I feel worse that I'd like to take over that number with MY friends' kids, so I can get someone to play with as well.

Anonymous
I have 3 under 4, and we love bday parties - free activity the kid is sure to enjoy! The only problem is when sibs are not permitted and ther are just two parents . . .
Anonymous
Anonymous wrote:
Anonymous wrote:Anonymous wrote:
I also however feel no obligation to reciprocate, which I think is a pretty obsurd notion.


Absurd in general? Or just when dealing with parties where everyone has been invited?

Absurd in the context of children's birthday parties. Where does it end? My children sometimes move rooms mid-year in daycare. Am I obligated to invites kids in both classes (the old and the current) if she was invited to their party in the last year? Previous year?. Must our paties grow every year as we make new friends such that we're invited every child that has ever issued us an invitation? What about the little boy down the block that invited my daughter to his party 9 months ago but with whom she now does not enjoy playing with (because he behaves horribly by the way). Furthermore, why should someone elses desire for a big party dictate that I have to have one? Can my family not implement our own version of birthday bliss?


Wow, so snotty. How can something as innocent as children's birthday parties spark such ire among people. Are parents really that burned out??? I guess this is just emblematic of the breakdown of community in our society. Sad.


I did not mean to sound snotty. I was asked what was absurd about having to reciprocate every birthday party invitation.
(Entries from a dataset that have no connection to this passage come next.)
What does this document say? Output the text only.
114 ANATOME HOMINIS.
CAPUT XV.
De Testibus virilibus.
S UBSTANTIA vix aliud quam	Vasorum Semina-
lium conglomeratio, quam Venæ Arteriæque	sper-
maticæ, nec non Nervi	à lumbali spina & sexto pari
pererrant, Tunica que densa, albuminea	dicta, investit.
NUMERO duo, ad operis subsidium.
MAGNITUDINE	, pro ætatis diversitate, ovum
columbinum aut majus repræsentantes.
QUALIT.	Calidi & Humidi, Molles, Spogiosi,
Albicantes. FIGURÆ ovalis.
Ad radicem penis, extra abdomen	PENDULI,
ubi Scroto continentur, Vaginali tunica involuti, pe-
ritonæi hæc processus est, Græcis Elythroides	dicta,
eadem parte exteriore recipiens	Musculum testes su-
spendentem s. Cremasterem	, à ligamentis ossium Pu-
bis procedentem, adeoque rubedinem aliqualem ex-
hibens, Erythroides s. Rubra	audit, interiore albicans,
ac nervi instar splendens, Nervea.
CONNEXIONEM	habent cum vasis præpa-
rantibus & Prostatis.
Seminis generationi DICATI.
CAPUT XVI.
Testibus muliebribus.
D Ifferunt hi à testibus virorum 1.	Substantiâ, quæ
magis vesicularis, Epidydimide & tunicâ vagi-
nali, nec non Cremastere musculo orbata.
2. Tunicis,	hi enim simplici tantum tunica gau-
I just pointed out that the suggestion that one must always reciprocate a birtday party invitation leads to some absurd results. I am not a burned out parent. But I will not accept that the bigger is alwasy better mentality that is pervasive in this area will dicatate how my child's birthday is celebrated. I will choose to decline invitations when it is the best choice for my family. I will throw a small party at my home if I choose to. I have no problem with big parties. I only take issue with the notion that it is not acceptable for some of us to choose to do smaller "old school" parties. If you think all invitations must be reciprocated, you're saying I can't choose to have a small party at my home. I find that absurd. Everyone should be able to make their own choices without violating some reciprocity rule.